Restarono a fissarsi, occhi negli occhi per un tempo che a lui parve infinito, il suo viso non aveva fatto una piega, avvertiva l’odore dell’adrenalina, ma non sembrava aver paura di lui, sul viso di lei gli leggeva solo fredda indifferenza. Era la prima volta che la osservava davvero, senza badare all’odore, al sangue e alla fame; aveva un viso dolce, la pelle chiara quasi quanto la sua, i ciuffi color miele le accarezzavano il profilo della mandibola, non era truccata, quelle labbra rosse, quelle ciglia lunghe erano tutte naturali, per un attimo gli sembrò un opera d’arte. «Nulla» disse poi abbassando lo sguardo. «Non voglio nulla da te, scusa se ti ho seguita in questi giorni».
«Non si segue una persona per nulla» insistette.
«Sei bella» disse lui. Non era una risposta alla sua implicita domanda, ma Junhong la trovava bella ed era l’unica cosa che gli venisse in mente al momento.
Lei inarcò un sopracciglio scuro, che lasciava palesemente intendere che i suoi capelli fossero tinti «Mi segui perché ti piaccio? Cristo sei uno di quei maniaci stalker per caso? Devo chiamare la polizia?».
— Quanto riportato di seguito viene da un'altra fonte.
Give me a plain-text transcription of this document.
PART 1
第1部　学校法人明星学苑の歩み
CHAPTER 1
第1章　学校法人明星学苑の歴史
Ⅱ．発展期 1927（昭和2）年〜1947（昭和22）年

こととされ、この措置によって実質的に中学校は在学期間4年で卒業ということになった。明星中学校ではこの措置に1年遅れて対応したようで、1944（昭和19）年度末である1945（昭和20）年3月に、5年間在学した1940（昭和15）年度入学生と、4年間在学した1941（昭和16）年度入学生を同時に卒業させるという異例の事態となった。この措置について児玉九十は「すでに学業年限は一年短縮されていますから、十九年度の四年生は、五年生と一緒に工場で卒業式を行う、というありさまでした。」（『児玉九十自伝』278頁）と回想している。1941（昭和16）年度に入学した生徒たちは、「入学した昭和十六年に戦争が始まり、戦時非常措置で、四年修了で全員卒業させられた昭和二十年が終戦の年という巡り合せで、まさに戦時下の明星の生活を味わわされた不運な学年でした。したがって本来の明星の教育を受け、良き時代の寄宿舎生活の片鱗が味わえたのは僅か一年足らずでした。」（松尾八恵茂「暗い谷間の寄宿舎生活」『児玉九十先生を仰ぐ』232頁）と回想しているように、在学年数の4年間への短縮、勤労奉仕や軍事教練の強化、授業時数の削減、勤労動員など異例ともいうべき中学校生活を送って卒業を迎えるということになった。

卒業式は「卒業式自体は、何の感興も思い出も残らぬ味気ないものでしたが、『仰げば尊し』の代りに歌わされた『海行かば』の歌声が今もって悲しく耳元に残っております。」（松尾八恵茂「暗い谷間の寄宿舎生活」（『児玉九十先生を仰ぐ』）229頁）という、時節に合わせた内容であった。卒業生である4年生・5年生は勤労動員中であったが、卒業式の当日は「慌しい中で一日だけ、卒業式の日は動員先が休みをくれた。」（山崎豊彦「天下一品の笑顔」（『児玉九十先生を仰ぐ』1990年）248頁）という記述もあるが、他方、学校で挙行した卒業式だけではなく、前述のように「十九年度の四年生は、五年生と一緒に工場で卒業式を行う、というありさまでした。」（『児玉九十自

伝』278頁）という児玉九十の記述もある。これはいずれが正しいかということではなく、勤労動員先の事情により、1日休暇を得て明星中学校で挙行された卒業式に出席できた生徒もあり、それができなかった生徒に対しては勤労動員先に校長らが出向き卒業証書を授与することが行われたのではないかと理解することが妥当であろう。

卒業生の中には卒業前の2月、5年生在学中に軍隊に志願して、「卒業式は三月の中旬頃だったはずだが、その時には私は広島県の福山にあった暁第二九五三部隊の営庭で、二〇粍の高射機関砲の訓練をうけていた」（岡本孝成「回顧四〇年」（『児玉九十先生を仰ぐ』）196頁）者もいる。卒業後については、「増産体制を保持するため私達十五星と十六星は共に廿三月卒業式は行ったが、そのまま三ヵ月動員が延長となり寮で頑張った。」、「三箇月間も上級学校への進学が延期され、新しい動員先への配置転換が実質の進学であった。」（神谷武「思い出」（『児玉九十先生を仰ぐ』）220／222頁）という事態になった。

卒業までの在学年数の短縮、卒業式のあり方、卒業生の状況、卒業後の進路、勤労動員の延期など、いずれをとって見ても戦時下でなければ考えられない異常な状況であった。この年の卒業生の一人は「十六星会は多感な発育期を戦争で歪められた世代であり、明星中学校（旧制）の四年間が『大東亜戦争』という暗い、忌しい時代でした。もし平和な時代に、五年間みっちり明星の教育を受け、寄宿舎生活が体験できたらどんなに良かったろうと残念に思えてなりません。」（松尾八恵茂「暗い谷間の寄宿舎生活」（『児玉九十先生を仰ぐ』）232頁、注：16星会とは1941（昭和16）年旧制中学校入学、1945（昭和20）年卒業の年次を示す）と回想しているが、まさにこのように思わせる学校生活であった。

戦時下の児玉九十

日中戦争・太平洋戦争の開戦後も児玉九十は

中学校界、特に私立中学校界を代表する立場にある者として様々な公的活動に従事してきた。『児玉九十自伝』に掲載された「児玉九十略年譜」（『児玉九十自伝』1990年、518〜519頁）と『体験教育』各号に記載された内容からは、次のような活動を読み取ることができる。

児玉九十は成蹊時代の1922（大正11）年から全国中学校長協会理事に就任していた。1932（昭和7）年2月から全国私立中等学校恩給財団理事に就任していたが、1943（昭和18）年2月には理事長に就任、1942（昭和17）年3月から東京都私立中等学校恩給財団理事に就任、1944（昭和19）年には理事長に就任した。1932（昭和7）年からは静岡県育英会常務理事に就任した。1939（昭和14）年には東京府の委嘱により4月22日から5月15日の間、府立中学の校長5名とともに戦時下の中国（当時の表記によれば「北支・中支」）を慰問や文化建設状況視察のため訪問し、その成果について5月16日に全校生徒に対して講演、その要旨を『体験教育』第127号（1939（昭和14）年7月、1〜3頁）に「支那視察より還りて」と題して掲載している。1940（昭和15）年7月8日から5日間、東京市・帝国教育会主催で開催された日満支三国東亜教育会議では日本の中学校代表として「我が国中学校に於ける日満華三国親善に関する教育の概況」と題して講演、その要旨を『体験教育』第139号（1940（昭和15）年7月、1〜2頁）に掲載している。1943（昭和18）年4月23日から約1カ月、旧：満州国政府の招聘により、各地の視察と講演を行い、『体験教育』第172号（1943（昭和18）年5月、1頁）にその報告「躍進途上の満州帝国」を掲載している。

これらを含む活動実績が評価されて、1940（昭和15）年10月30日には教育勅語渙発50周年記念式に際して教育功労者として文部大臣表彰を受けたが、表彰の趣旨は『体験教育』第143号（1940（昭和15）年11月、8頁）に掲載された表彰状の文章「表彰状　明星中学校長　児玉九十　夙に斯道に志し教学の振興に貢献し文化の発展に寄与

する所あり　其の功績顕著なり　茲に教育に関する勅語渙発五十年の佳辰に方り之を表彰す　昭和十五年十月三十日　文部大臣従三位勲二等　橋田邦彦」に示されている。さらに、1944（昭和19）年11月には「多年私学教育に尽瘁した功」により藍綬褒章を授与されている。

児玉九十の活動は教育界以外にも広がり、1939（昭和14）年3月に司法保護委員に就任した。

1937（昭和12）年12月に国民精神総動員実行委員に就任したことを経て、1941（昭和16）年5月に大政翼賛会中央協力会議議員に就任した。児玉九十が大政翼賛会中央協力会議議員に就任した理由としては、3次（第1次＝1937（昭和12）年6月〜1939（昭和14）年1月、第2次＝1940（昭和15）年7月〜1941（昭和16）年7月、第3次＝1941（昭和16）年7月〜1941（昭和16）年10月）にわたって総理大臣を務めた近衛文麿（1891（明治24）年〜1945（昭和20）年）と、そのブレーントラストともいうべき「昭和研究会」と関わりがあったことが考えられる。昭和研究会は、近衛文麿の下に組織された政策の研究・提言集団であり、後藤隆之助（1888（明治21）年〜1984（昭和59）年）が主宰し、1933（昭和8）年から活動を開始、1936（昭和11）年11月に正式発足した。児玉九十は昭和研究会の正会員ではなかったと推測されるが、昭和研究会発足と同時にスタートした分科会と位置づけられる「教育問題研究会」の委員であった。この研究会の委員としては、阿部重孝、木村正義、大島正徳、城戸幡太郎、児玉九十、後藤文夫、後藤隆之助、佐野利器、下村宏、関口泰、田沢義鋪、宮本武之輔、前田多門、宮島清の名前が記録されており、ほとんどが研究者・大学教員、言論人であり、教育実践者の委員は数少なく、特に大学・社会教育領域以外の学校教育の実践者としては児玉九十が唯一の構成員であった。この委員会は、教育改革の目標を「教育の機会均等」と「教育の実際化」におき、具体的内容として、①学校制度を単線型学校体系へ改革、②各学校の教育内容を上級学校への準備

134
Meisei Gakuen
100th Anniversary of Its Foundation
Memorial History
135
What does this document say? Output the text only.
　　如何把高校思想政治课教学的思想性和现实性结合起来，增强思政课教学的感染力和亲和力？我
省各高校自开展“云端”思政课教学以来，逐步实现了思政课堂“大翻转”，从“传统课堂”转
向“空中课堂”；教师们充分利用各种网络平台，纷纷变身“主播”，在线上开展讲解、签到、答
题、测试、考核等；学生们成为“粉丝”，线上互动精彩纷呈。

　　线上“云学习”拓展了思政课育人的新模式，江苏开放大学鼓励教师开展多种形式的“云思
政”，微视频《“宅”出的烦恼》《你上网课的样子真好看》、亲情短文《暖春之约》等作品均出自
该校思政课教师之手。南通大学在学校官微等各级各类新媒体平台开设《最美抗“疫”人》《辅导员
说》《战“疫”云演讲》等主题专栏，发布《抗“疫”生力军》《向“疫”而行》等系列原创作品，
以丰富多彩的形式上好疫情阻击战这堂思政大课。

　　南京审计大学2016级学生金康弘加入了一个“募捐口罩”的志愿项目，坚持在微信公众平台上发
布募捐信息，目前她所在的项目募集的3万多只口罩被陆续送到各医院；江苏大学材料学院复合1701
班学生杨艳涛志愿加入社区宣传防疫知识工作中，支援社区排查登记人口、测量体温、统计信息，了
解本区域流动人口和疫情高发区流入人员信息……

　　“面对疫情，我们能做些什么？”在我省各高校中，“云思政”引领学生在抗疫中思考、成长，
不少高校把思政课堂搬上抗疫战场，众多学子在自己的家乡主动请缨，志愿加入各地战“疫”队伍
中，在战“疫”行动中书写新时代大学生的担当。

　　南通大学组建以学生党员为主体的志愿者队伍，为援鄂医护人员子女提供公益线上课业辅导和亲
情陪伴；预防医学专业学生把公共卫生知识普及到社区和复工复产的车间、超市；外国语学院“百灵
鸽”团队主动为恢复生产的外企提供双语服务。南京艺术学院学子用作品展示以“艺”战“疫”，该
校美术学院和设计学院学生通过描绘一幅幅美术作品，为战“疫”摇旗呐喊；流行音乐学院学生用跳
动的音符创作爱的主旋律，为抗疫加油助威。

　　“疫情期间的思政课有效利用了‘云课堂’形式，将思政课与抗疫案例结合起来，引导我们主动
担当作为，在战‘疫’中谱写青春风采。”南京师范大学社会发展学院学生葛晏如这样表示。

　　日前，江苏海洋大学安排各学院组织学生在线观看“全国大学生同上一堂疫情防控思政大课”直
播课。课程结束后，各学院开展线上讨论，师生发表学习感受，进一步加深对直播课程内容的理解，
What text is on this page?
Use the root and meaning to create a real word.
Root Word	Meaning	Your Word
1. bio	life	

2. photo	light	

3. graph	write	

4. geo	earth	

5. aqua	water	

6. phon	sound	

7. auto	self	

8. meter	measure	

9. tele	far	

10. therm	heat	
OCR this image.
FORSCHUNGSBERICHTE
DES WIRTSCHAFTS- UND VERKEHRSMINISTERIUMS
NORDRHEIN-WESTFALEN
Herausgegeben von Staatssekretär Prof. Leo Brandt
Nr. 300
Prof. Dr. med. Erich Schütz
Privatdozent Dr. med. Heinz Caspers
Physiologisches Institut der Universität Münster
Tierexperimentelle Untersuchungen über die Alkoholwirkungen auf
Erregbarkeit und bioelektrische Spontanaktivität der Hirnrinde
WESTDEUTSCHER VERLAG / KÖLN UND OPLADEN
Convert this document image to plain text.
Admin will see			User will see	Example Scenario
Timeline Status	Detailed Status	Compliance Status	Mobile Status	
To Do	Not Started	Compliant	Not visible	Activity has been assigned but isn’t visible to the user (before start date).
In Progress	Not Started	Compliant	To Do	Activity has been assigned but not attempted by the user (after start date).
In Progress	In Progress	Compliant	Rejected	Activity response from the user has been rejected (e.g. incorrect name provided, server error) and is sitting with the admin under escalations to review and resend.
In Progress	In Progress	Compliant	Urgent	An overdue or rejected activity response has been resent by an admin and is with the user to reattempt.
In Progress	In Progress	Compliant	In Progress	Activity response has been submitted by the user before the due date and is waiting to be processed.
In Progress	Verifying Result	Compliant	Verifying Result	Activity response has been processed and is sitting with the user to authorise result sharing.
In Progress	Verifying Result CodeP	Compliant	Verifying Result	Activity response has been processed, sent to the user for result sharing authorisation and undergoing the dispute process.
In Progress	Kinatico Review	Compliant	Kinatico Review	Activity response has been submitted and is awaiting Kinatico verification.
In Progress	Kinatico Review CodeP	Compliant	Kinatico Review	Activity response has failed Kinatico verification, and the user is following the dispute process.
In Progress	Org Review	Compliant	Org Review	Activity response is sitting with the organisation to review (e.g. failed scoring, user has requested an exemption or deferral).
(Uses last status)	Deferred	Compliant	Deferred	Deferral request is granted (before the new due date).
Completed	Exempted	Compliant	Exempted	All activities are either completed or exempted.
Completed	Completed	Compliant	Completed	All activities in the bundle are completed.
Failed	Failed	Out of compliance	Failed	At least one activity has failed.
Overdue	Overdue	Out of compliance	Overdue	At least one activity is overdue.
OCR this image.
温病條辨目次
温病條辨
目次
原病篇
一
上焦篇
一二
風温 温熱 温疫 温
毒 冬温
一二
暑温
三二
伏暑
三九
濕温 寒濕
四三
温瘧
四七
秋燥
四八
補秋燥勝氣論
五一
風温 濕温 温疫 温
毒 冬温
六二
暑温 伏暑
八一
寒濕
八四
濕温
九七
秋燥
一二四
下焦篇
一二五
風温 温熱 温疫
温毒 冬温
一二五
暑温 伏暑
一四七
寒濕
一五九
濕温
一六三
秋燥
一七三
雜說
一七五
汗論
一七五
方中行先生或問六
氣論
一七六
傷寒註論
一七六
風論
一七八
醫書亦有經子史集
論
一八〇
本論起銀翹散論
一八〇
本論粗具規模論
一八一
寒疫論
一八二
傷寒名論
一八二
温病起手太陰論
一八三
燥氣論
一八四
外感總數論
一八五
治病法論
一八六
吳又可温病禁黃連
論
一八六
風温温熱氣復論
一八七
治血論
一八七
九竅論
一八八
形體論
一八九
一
A lui venne da ridere, era così spontanea e lontana dalla verità «Smetterò di seguirti, mi dispiace» disse ancora facendo un inchino per poi superarla di qualche passo per uscire da quel vicolo, il suo cuore aveva di nuovo iniziato a battere forte facendolo vacillare nel controllo dei suoi istinti «Aspetta» disse lei senza voltarsi.
«Cosa c’è?». Si infilò le mani nelle tasche del cappotto premendo le unghie nei palmi.
«Tu sei strano» pronunciò in un sussurro «Se vuoi provarci fallo da persona normale».
«Non voglio provarci tranquilla» disse lui con voce profonda per poi avanzare di altri due passi.
«Io sono Kaori comunque».
«Junhong» pronunciò per poi tornare nella strada principale.
 
Kaori restò lì ancora per qualche secondo con il cuore che tremava, non sapeva bene la ragione, ma per un istante le era sembrato che i suoi occhi si accendessero di una luce rossastra, proprio davanti a lei mentre si inchinava per chiedere scusa. Strinse i pugni e si accorse di avere ancora il suo cappello in mano, lo guardò il tempo necessario per realizzare cos’era successo poi corse fuori dal vicolo. Si guardò attorno cercandolo. È altissimo, si diceva, non sarebbe stato difficile trovarlo, ma di lui nessuna traccia, si era volatilizzato nel nulla e a lei era rimasto solo quel cappello.